NI has also petitioned for the elimination of motorized traffic in parks and wilderness areas. Though defeated in our support of NY Intro 276, a bill that would have banned cars in NYC's Central Park in the summer of 2006, we have seen the city respond by expanding car-free hours in the park, increasing the number of bike lanes and pedestrian walkways, and even shutting down major roadways for "summer streets" events every year since 2008. We encourage our supporters to pursue similar changes in their communities. Closing parks to cars will have undeniable results, including a reduction in noise and environmental pollution, while encouraging increased use by urban residents.
The Land Initiative
Started in 2010, this initiative calls for donations to be used for the protection of wild places or other land which has significant environmental benefits. Our first grant for this initiative was in support of the Trust for Public Lands' efforts to purchase and preserve the Maho Bay Camps property in Virgin Islands National Park on the island of St. John. St. John is one of the few truly underdeveloped Caribbean islands, mainly because 2/3 of the island is preserved as wilderness. Maho Bay operates an eco-friendly operation on a leased parcel of land in the National Park. The lease is currently set to expire in 2013. If we are able to collect enough to purchase the land, we can avoid having an environmentally harmful hotel take over the leased parcel. Learn more at http://www.maho.org/.

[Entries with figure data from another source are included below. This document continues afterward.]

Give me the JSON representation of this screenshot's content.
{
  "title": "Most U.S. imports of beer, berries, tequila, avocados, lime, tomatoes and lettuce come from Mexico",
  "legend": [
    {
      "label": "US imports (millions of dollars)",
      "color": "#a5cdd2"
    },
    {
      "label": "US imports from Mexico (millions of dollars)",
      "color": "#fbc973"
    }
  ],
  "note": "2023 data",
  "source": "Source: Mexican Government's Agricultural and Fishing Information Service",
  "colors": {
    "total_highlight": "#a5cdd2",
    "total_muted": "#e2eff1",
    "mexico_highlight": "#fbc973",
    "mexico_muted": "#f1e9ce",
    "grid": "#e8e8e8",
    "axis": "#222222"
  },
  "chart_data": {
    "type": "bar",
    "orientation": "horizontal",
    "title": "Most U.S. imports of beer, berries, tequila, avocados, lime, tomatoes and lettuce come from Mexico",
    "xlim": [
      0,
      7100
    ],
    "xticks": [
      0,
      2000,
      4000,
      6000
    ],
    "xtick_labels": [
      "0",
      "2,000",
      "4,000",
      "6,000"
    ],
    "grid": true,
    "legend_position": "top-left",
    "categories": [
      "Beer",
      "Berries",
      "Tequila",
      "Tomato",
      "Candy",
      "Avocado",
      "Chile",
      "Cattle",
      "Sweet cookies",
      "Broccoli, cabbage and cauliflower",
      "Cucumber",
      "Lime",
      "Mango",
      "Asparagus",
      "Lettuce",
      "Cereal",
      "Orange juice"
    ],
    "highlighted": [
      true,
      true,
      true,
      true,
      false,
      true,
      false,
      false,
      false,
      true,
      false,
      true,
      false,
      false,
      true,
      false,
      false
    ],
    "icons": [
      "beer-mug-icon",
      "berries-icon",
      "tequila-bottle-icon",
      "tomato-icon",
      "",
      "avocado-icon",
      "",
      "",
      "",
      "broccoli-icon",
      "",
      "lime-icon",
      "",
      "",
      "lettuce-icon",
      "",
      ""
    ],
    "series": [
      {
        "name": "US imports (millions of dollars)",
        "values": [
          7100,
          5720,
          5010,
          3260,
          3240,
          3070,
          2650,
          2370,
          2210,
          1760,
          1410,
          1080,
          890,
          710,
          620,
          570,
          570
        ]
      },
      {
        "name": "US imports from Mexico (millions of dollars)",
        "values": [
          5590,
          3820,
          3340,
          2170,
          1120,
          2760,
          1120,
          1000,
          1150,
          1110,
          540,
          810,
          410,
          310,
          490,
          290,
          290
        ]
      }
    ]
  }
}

In March 2010, NI began our support of The Norwalk Land Trust's Campaign for Farm Creek Preserve. Farm Creek Nature Preserve is 16.2 acres of waterfront property and wetlands on the Farm Creek tidal estuary that empties into Long Island Sound. The challenge of this land preservation project is that the property is located in a populated and highly desirable New York City suburb where land and home prices command a premium. As a result, the project is the costliest that the Norwalk Land Trust has ever tackled. NI prides itself in supporting community organizations like this that operate efficiently and use ground roots fundraising and municipal support to accomplish environmental goals.
Tidal estuaries are a vital part of a healthy Long Island Sound ecosystem. Development along Connecticut shores has destroyed more than 60 percent of Connecticut's coastal marshes since 1914. Tidal estuaries and salt marshes are the feeding grounds, nurseries, and safe havens for hundreds of species. They are the second most productive ecosystem on our planet after a rain forest. This land parcel, now saved from development, is a lovely, quiet area enjoyed by people, animals and birds.
In addition to publishing The List (found on this site) which lists things that regular folks can do everyday to help the environment, we also support other activities that educate the general population on environmental issues. We our proud to be sponsors of the 2013 Environmental Film Festival in Washington DC (http://www.dcenvironmentalfilmfest.org/). The film festival, now in it's 19th year (!), features over 155 films (many of them free to the public) on environmental issues, designed to raise awareness and understanding of critical issues that are too often ignored in film. We encourage you to head down to DC in March 2013 to take in some shows and perhaps volunteer. We have supported the firm festival since 2011.